By Ben Priddy, March 18, 2013

WEB EXCLUSIVE, Moscow. Iranian President Mahmoud Ahmadenijad met with Pakistani President Asif Ali Zardari in a ceremony last week to launch the construction of Pakistan's segment of the $7.5 billion, 1900-kilometer Iran-Pakistan (previously the Iran-Pakistan-India) gas pipeline. The pipeline aims to supply Pakistan with natural gas to fuel power generation, but it could also trigger U.S. sanctions, making it impossible to raise remaining funds needed to build the pipeline's last segment.

Immediately following the announcement of the IP pipeline launch, U.S. State Department spokesperson Victoria Nuland warned it could trigger the Iran Sanctions Act, which bans foreign firms from investing $20 million or more in Iran's energy sector.

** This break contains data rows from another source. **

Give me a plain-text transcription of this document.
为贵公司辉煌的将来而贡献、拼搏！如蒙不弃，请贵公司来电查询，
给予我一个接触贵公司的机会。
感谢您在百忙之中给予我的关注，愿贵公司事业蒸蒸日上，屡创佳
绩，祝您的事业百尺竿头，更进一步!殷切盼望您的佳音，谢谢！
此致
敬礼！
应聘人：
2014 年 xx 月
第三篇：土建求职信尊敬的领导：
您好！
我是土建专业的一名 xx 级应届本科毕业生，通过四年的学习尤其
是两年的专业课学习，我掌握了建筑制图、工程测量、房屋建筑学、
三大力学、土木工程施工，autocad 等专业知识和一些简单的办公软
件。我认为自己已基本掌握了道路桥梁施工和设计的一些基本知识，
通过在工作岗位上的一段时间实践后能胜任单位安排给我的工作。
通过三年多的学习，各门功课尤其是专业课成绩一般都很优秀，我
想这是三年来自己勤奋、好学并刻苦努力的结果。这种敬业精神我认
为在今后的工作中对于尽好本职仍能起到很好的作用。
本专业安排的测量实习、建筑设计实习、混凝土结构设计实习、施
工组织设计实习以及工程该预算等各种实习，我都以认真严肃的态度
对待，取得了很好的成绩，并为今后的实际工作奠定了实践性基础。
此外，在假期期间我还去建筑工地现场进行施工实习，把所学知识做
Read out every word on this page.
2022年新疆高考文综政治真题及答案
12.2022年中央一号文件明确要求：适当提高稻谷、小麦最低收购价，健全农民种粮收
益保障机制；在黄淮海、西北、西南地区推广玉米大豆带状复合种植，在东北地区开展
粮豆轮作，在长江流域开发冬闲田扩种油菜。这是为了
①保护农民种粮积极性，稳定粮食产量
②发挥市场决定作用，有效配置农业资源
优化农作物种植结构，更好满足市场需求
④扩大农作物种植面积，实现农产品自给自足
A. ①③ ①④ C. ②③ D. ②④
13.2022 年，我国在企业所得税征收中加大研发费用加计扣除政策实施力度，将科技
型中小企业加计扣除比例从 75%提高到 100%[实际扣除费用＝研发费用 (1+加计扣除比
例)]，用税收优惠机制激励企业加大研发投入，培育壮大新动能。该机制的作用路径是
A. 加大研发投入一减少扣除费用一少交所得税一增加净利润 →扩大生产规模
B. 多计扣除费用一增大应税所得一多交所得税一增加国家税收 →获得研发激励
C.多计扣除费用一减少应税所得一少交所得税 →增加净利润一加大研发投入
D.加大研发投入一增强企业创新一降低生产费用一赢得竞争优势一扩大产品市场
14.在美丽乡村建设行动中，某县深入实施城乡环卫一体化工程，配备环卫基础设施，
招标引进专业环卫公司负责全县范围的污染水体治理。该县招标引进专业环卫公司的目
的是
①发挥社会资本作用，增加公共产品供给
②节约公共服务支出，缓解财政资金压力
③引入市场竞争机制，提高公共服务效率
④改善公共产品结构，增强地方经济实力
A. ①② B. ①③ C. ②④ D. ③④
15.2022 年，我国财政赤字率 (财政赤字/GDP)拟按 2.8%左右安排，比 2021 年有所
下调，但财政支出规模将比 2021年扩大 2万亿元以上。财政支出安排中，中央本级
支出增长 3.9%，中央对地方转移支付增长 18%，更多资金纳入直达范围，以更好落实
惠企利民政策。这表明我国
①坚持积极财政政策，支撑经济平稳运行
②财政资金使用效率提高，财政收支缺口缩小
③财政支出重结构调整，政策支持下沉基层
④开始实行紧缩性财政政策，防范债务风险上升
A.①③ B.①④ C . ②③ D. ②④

The Pakistani segment of IP is projected to cost $1.5 billion and Iran has already offered $500 million to help finance the project. "This pipeline project would take Pakistan in the wrong direction right at a time that we're trying to work with Pakistan on better, more reliable ways to meet its energy needs," Nuland said. If completed, IP would go on-stream in 2015, but the pipeline also faces competition from the U.S. and Asian Development Bank-backed Turkmenistan-Afghanistan-Pakistan-India (TAPI) pipeline project, as well as proposed LNG projects to Pakistan and India.

The $7.6 billion, 1800-kilometer TAPI pipeline foresees transporting Turkmen natural gas through Afghanistan into Pakistan and India, with the strategic and commercial goal of creating an energy security link between four economies: Turkmenistan, Afghanistan, Pakistan, and India. As U.S. policymakers see it, the pipeline is a win-win, as it avoids Russian-dominated supply routes from the north and would theoretically lead to increased interest among downstream customers Pakistan and India in the future of Afghanistan's security. Yet, TAPI also faces competition from LNG projects in Pakistan and India, South Asia's largest gas consumer.

India has been a net importer of natural gas since 2004 and, despite a steady increase in the country's domestic gas production in recent years, the U.S. Energy Information Administration (EIA) predicts that Indian LNG import demand will continue to rise from it's current level of 12 bcm per year. TAPI could provide 12.5 bcm each to Pakistan and India, satisfying almost a third of Pakistan's current 43 bcm per year consumption and a fifth of India's 65 bcm per year consumption. Yet, crossing war-torn Afghanistan with a major transnational pipeline raises serious questions on the feasibility of the project. Furthermore, other energy majors, including Qatar and China, are increasing their stakes in supply routes and energy projects in Pakistan and India. The IP pipeline would carry only 8.7 bcm of gas per year as contracted to Pakistan, but with a 40 bcm maximum capacity.

Natural Gas Asia also reported this week that, on the sidelines of the IP pipeline launch, the Qatari government offered Pakistan a deal to provide it with 2 million tons of LNG annually at reduced prices. Qatar had initially offered to sell LNG to Pakistan at a rate of $18 per mmBtu, but lowered the sale price this week to between $14-15 per mmBtu.